Radical

259 18 4
                                    

Les premières recherches dans le sens de l'Objectivation de l'homme furent traitées avec tout le dégoût auquel il fallait s'attendre de la part d'une humanité encore très fortement empreinte d'éthique et de religiosité. On peut légitimement se demander comment l'on a pu en arriver là, comment on a pu permettre à un tel procédé d'exister. Mais la Science étant ce qu'elle est – la prospection vers la connaissance – rien ne pouvait empêcher la marche vers l'émancipation de l'homme. Tout au plus les objections sociétales pouvaient-elles la ralentir, mais en aucun cas l'enrayer.

Puis arrivèrent les premiers cobayes.

Tout le monde se passionna pour l'évolution et l'insertion dans la société des premiers « Objectivés ». Tout le monde trouvait ça ignoble, mais tout le monde ne parlait que de ça. Un peu comme lors de l'avènement de la téléréalité en son temps : l'arrivée des Objectivés suscita tout à la fois engouement, émoi, rejets, condamnation et fascination.

Les résultats furent fulgurants. Les Objectivés étaient des surdoués. Et ils n'étaient absolument pas inaptes aux relations sociales. Ils étaient simplement un peu détachés, au-dessus de toutes les provocations et de toutes les querelles. Ils faisaient preuve de beaucoup d'esprit et d'un humour délicieux. Ils ne créèrent jamais de problèmes, ils n'engendrèrent jamais aucune criminalité, sauf à leur égard (un certain nombre d'entre eux furent sauvagement assassinés par des extrémistes et des fondamentalistes de tous bords). Les Objectivés étaient brillants, dans quasiment tous les domaines, scientifiques, politiques ou artistiques. Très vite, certains firent des découvertes scientifiques majeures, tant dans les sciences fondamentales que dans les sciences appliquées. Le Prix Nobel fut très vite systématiquement attribué aux Objectivés. De même que le Prix Goncourt. Et tant d'autres suivirent.

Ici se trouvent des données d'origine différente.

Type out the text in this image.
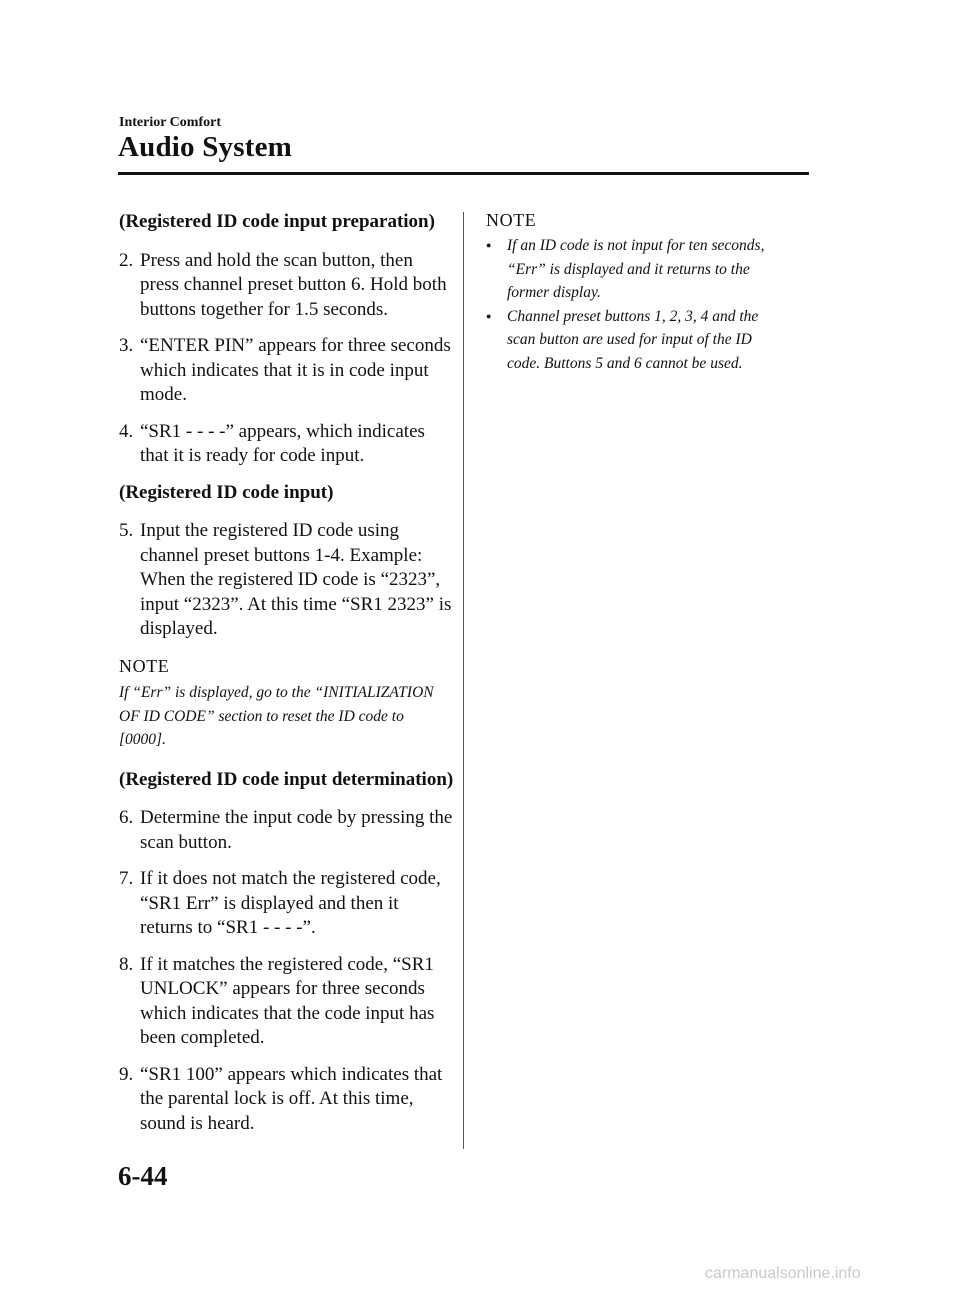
Interior Comfort
Audio System
(Registered ID code input preparation)
2. Press and hold the scan button, then press channel preset button 6. Hold both buttons together for 1.5 seconds.
3. “ENTER PIN” appears for three seconds which indicates that it is in code input mode.
4. “SR1 - - - -” appears, which indicates that it is ready for code input.
(Registered ID code input)
5. Input the registered ID code using channel preset buttons 1-4. Example: When the registered ID code is “2323”, input “2323”. At this time “SR1 2323” is displayed.
NOTE
If “Err” is displayed, go to the “INITIALIZATION OF ID CODE” section to reset the ID code to [0000].
(Registered ID code input determination)
6. Determine the input code by pressing the scan button.
7. If it does not match the registered code, “SR1 Err” is displayed and then it returns to “SR1 - - - -”.
8. If it matches the registered code, “SR1 UNLOCK” appears for three seconds which indicates that the code input has been completed.
9. “SR1 100” appears which indicates that the parental lock is off. At this time, sound is heard.
NOTE
●	If an ID code is not input for ten seconds, “Err” is displayed and it returns to the former display.
●	Channel preset buttons 1, 2, 3, 4 and the scan button are used for input of the ID code. Buttons 5 and 6 cannot be used.
6-44
carmanualsonline.info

La révolution était en marche.

Il ne fallut pas longtemps pour que l'Objectivation soit la nouvelle mode. Mais, évidemment, cela entraîna une forte tension sociale. Le prix de l'opération était d'un coût exorbitant, et seuls les plus riches pouvaient se la payer. Belle ironie du sort : ce furent les socialistes et l'extrême-gauche, d'abord les plus virulents opposants éthiques à l'Objectivation, qui menèrent le combat pour que celle-ci soit accessible à tous. Le Parti socialiste européen parvint même à faire inscrire dans la Constitution européenne que « l'accès à l'Objectivation » était « un droit inaliénable ». La suite n'était plus qu'une formalité : l'Objectivation devint une opération de routine, fortement recommandée par tous les médecins, et intégralement remboursée par la Sécurité sociale.

Avec l'Objectivation, la Démocratie a triomphé. L'humanité a cessé de voter pour des abrutis. Le temps des arrivistes et des opportunistes qui faisaient campagne autour d'une poignée d'idées démagogiques est terminé. Aujourd'hui, les candidats ne sont plus élus pour leur charisme ou pour leur éloquence, mais sur leurs propositions, leurs actions et leurs bilans objectifs. La dette publique a été effacée depuis longtemps. L'Emploi, l'Éducation, la Santé et la Recherche sont les piliers de notre nouvelle société. La transparence est devenue le maître mot des gouvernements. Budgets, dépenses, logistique, notes de frais, moyens de transports : aucun élu n'échappe aux rayons X de l'honnêteté intellectuelle. Les cumulards de l'Assemblée, les planqués du Sénat et les tricheurs de tous bords ont été éjectés.

Et, fait admirable, aux États-Unis, il n'est plus nécessaire d'être croyant pour être élu. Il faut juste être compétent.

Il est aujourd'hui clair que l'avènement de l'Objectivation fut un évènement historique majeur.

Comme l'immense majorité des gens sur cette Terre, je suis désormais un Objectivé. En fait, au moment de mon opération, ce n'était pas la première fois que je « basculais » dans l'objectivité. Mais les quelques fois précédentes où je l'avais fait, j'avais systématiquement opté pour la formule réversible de l'opération. Mon neurochirurgien était un robot muni d'une IA performante, programmé par une assemblée collégiale d'experts neurologues, et il s'était exécuté sans broncher. La dernière fois, j'avais opté pour la forme irréversible – et donc plus profonde, plus « parfaite » – de l'opération. Après tant d'années passées à osciller entre objectivité et simple humanité, j'avais décidé d'arrêter les frais.